DX不動産事業では、顧客基盤となる「DX不動産会員数」を重要視しており、当連結会計年度末時点で191,153人を確保しています。このストックを基盤として、賃貸管理戸数7,272戸を含む安定的な収益構造の構築を目指しています。

成長ドライバー

DX推進事業は成長の柱と位置付けられ、積極的なM&Aや人材採用を通じて、AI活用による事業再構築とサービス展開を加速させています。特に顔認証プラットフォームの普及に向けた販促活動や、グループ内での知見共有によるシナジー創出が成長を牽引しています。

DX不動産事業では、強固な賃料上昇を背景とした需要への対応と、AIを用いた業務フローの見直しにより収益性を高めています。中長期的には、DX推進事業で売上高100億円、DX不動産事業で売上高1,000億円の達成を目指し、企業価値の向上を図る方針です。

リスク

DX不動産事業においては、金利上昇や経済情勢の変化が顧客の投資意欲や収益性に影響を及ぼすリスクがあります。特に融資条件の悪化は、借入金による購入が多い顧客にとって重要な懸念事項となります。

また、建設コストの高騰や物件調達における競合激化、施工遅延による引渡し時期の変動といった不動産特有の不確実性も存在します。これらに対し、同社は独自の管理体制や複数ルートの確保、徹底したコンプライアンス教育を通じてリスク低減に取り組んでいます。

競合

DX推進事業においては、国内の労働力不足や生産性の低さを背景としたAI・DX市場の拡大を追い風としています。競合他社に対し、グループ内のノウハウ共有や独自のソリューション提供により優位性を構築する方針です。

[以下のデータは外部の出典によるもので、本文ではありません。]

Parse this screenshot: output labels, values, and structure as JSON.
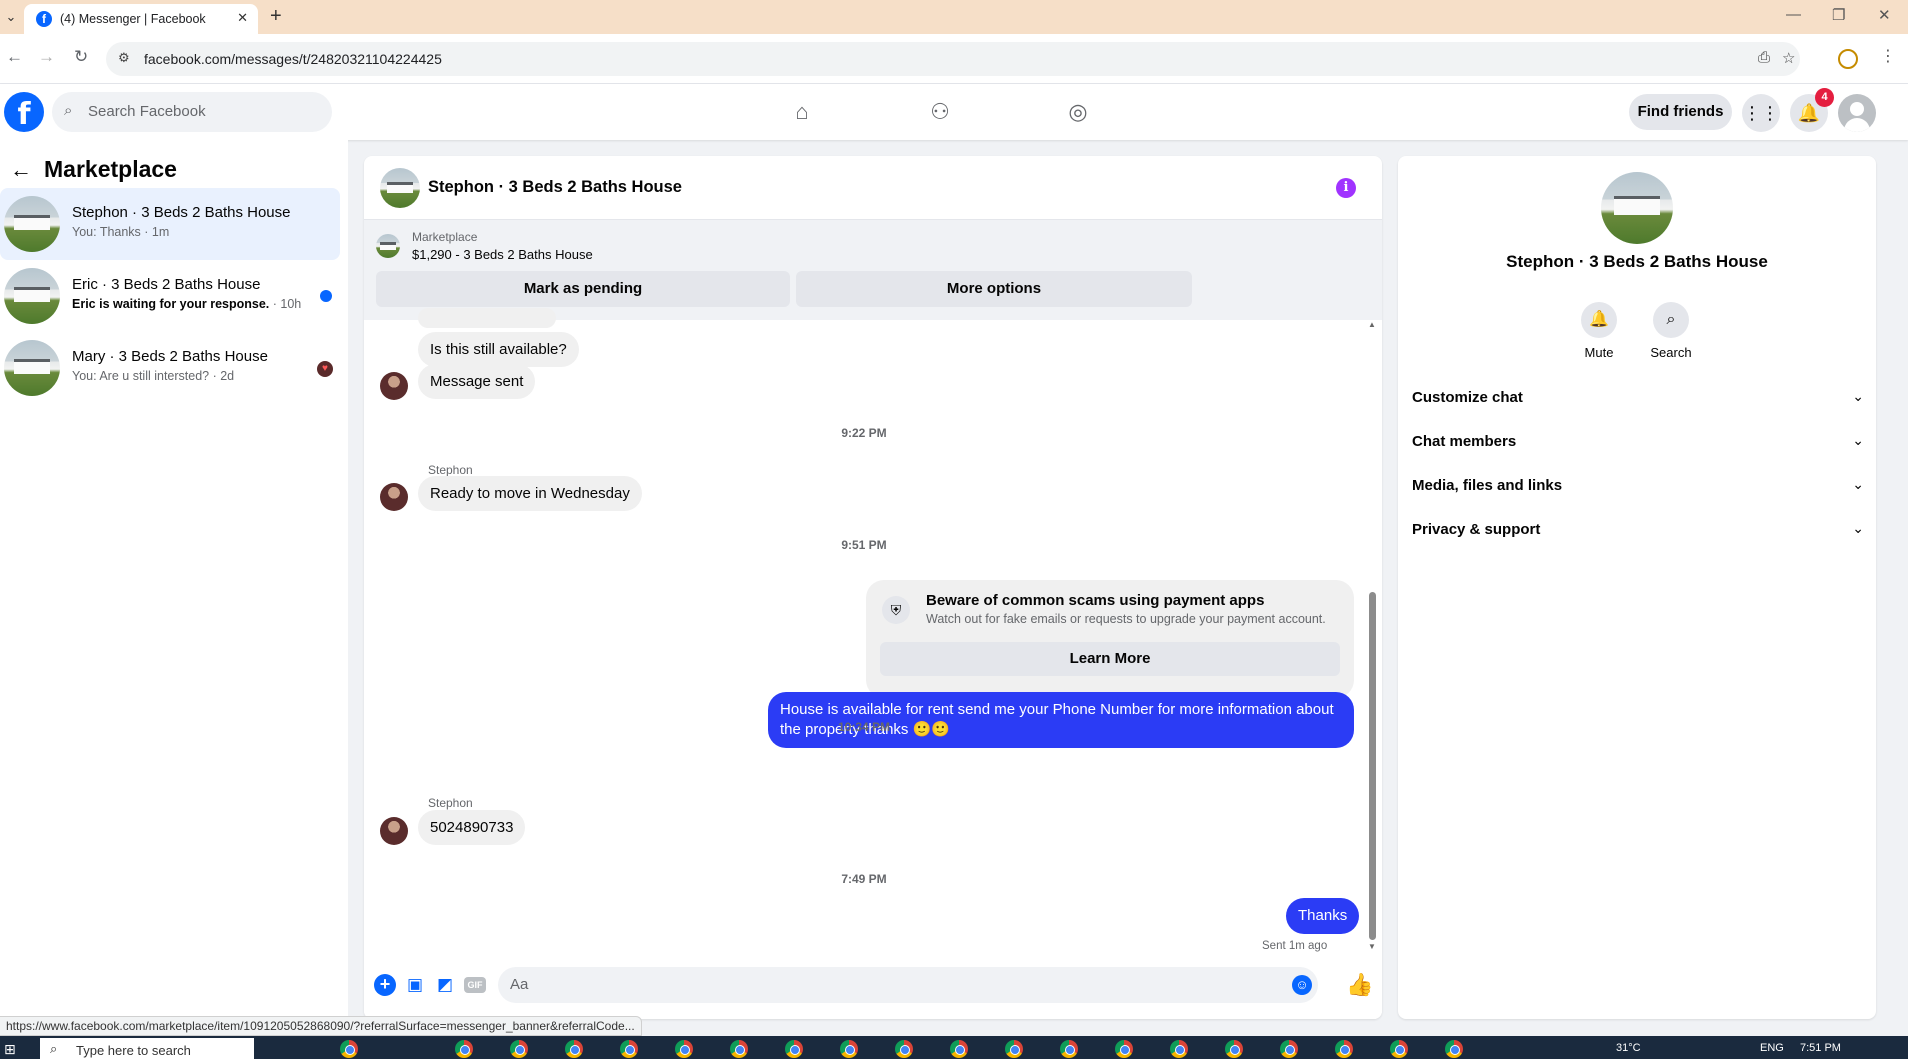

不動産事業においては、都心エリアでの物件調達競争が激化する中、テクノロジーによる業務効率化で差別化を図っています。AIを活用した査定や商談分析の自動化を通じて、他社よりも優れた生産性を実現し、市場における優位性を確保することを目指しています。

バリュエーション

2026年8月10日時点の株価は265円であり、同日の時価総額は約172.3億円となっています。この時点でのPERは11.56倍、PBRは1.14倍と算出されています。

また、同日時点の配当利回りは3.26%となっており、投資家に対して一定の還元姿勢を示しています。これらの指標は、成長に向けた積極的な投資と事業基盤の拡大を織り込んだ評価を反映しているものと考えられます。